QT interval prolongation and decreased heart rate variability in cirrhotic patients: relevance of hepatic venous pressure gradient and serum calcium.
Clin Sci (Lond). 2009; 116(12):851-9 (ISSN: 1470-8736)
Genovesi S; Prata Pizzala DM; Pozzi M; Ratti L; Milanese M; Pieruzzi F; Vincenti A; Stella A; Mancia G; Stramba-Badiale M
Department of Clinical Medicine and Prevention, University of Milano-Bicocca, via Cadore 48, Monza 20052, Italy. email@example.com
A prolongation of QT interval has been shown in patients with cirrhosis and it is considered as part of the definition of the so-called 'cirrhotic cardiomyopathy'. The aim of the present study was to assess the determinants of QT interval prolongation in cirrhotic patients. Forty-eight male patients with different stages of liver disease were divided into three subgroups according to the Child-Pugh classification.

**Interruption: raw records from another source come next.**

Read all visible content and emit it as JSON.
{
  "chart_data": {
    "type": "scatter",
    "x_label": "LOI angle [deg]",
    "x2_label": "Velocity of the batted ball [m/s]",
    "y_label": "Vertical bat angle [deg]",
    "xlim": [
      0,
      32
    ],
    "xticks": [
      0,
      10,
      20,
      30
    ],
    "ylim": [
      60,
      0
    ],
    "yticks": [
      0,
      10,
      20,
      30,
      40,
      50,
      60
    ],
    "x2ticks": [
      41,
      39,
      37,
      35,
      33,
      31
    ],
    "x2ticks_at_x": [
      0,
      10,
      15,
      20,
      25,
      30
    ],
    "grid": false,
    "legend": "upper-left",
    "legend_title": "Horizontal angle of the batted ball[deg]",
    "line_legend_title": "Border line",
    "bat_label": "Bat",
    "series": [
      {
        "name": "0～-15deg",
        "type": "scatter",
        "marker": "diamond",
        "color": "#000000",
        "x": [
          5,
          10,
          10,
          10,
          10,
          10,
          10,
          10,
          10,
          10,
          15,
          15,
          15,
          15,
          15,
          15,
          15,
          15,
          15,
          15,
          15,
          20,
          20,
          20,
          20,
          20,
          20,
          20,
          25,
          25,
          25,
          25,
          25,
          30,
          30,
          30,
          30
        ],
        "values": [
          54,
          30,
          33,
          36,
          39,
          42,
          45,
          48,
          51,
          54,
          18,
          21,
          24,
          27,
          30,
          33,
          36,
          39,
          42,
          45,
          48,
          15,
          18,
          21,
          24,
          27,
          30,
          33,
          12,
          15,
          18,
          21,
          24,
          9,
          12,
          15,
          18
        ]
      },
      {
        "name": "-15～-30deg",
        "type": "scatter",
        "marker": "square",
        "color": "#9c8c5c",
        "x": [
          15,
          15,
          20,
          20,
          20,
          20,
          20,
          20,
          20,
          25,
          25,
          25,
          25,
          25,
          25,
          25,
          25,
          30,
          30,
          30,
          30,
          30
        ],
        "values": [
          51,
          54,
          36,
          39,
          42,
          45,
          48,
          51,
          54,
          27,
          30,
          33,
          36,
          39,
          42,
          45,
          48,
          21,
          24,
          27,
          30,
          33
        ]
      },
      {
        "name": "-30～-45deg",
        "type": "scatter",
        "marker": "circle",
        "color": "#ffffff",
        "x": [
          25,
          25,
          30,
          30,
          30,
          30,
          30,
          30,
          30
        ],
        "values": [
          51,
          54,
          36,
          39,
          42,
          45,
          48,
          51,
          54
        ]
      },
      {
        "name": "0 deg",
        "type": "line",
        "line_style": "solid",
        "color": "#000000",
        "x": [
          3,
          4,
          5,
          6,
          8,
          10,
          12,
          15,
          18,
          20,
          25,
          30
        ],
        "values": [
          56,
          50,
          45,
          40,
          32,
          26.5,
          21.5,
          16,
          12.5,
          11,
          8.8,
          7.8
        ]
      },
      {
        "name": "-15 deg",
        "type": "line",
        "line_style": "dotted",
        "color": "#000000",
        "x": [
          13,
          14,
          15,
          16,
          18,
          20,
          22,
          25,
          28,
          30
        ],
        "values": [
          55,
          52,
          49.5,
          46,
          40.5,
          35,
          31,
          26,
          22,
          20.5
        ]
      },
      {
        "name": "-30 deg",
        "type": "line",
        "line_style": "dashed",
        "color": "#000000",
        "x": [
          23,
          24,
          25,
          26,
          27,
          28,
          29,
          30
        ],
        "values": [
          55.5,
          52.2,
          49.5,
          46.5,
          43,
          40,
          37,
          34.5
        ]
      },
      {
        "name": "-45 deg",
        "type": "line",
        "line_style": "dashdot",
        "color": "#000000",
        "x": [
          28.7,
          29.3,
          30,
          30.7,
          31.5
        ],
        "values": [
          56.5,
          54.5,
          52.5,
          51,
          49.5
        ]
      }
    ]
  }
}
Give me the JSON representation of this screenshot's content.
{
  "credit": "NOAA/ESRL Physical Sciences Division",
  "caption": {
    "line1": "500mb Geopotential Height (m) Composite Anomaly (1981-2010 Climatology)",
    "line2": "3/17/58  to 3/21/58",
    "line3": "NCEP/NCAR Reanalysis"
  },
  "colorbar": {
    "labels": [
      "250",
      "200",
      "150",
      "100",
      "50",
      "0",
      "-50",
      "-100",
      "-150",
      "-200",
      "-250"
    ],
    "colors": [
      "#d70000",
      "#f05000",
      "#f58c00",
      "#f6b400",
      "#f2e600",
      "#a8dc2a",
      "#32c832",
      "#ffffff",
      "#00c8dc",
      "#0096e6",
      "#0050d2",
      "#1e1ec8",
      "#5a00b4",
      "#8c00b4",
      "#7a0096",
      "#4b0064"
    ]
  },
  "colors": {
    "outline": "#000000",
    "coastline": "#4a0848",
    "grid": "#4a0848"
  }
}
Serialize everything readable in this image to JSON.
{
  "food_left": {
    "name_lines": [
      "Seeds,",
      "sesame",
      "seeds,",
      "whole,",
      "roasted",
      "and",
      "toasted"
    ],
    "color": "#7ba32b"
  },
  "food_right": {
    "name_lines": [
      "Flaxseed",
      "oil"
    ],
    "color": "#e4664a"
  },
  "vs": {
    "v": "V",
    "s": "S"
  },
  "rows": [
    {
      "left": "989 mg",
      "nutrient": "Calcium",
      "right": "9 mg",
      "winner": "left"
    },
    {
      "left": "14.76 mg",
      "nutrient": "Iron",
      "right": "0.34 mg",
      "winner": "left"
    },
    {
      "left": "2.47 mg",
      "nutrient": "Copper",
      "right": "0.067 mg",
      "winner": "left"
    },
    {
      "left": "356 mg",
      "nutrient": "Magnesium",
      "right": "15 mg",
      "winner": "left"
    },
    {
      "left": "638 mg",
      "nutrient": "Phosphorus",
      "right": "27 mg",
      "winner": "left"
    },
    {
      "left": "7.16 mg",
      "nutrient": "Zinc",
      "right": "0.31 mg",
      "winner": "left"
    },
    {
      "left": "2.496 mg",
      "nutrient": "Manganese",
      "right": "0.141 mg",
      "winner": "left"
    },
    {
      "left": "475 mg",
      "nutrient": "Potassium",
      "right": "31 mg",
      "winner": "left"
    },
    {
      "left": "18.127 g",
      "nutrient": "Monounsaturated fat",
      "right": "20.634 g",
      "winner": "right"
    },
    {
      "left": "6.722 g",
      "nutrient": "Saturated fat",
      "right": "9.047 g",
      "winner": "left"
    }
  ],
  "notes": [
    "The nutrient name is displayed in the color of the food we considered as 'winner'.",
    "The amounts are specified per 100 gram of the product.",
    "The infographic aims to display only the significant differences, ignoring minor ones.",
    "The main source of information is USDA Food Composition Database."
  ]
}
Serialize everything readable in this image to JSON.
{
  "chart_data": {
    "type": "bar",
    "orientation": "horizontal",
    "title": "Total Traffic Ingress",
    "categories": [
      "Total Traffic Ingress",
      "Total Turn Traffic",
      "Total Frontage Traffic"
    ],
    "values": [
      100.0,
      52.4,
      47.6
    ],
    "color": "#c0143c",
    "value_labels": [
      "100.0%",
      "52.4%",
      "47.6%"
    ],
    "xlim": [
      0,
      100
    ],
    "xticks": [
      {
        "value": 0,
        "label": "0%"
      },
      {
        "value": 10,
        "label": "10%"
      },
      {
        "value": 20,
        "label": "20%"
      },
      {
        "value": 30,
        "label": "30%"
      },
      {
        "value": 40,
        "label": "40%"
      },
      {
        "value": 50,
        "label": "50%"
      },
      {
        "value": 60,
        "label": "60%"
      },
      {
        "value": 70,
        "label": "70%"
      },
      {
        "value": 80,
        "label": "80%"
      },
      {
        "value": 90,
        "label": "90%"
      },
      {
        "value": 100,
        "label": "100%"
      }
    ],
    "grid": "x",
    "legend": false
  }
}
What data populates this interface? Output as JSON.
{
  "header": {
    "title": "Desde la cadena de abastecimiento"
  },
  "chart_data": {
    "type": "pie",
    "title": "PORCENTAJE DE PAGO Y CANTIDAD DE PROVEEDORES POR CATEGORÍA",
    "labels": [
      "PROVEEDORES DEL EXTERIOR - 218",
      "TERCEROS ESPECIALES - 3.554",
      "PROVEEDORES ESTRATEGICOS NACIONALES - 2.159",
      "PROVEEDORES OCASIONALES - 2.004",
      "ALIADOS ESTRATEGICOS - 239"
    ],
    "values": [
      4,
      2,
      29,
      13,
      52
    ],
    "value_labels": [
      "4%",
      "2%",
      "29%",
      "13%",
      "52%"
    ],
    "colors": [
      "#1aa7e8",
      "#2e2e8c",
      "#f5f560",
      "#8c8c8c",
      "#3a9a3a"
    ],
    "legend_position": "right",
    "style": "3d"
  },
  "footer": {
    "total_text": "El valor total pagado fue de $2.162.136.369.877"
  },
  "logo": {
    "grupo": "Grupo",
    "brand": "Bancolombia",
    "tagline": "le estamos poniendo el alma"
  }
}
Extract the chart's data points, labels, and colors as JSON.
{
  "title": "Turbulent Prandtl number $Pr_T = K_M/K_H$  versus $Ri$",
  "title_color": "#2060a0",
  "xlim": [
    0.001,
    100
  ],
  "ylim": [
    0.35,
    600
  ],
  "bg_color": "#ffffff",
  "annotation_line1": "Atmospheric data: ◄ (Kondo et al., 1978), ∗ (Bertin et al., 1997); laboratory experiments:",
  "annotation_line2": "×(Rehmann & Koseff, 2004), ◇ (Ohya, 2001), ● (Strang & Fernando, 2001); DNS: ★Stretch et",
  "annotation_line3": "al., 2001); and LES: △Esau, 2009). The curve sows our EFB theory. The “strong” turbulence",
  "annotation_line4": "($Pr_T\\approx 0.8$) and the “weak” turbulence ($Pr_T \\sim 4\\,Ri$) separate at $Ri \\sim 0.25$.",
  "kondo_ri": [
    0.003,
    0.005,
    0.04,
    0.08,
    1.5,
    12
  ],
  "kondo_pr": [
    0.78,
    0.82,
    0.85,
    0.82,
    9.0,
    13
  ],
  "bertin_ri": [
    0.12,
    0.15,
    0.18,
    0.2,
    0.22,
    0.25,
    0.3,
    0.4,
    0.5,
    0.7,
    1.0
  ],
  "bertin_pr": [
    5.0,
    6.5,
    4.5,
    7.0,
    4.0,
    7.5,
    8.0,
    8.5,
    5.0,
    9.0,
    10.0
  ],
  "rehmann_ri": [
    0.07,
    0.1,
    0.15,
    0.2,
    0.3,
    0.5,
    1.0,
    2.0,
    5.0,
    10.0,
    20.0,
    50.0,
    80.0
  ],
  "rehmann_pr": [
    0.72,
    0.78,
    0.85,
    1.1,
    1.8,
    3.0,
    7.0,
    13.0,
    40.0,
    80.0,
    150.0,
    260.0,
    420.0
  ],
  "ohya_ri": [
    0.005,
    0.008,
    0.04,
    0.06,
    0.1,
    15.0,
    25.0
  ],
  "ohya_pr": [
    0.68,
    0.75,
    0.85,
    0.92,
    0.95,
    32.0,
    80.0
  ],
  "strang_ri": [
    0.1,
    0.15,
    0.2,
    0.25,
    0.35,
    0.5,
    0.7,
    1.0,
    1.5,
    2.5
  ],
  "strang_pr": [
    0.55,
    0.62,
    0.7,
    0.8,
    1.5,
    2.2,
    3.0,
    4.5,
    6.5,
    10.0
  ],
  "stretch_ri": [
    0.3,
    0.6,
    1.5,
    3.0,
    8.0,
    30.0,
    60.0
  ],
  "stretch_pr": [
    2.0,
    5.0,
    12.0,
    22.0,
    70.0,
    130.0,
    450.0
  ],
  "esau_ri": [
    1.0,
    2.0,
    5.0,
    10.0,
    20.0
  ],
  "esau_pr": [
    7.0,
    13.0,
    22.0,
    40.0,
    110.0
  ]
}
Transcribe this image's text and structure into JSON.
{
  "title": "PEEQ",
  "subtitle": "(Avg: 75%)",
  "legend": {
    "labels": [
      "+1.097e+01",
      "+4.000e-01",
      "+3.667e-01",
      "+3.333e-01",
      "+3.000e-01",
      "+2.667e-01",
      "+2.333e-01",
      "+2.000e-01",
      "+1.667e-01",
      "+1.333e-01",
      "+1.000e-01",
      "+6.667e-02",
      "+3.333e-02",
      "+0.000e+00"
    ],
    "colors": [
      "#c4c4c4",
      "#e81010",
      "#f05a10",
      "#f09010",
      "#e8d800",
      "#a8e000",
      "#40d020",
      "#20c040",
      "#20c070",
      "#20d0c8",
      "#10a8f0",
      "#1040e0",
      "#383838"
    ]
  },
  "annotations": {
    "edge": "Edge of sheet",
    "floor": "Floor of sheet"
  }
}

All patients underwent a 24-h ECG Holter recording. The 24-h mean of QT intervals corrected for heart rate (termed QTc) and the slope of the regression line QT/RR were calculated. HRV (heart rate variability), plasma calcium and potassium concentration and HVPG (hepatic venous pressure gradient) were measured. QTc was progressively prolonged from Child A to Child C patients (P=0.001). A significant correlation between QTc and HVPG was found (P=0.003). Patients with alcohol-related cirrhosis presented QTc prolongation more frequently than patients with post-viral cirrhosis (P<0.001). The QT/RR slope was steeper in subjects with alcoholic aetiology as compared with viral aetiology (P=0.02), suggesting that these patients have a further QTc prolongation when heart rate decreases. The plasma calcium concentration was inversely correlated with QTc (P<0.001). The presence of severe portal hypertension was associated with decreased HRV (P<0.001). Cirrhotic patients with a more severe disease, especially of alcoholic aetiology, who have greater HVPG and lower calcium plasma levels, have an altered ventricular repolarization and a reduced vagal activity to the heart, which may predispose to life-threatening arrhythmias.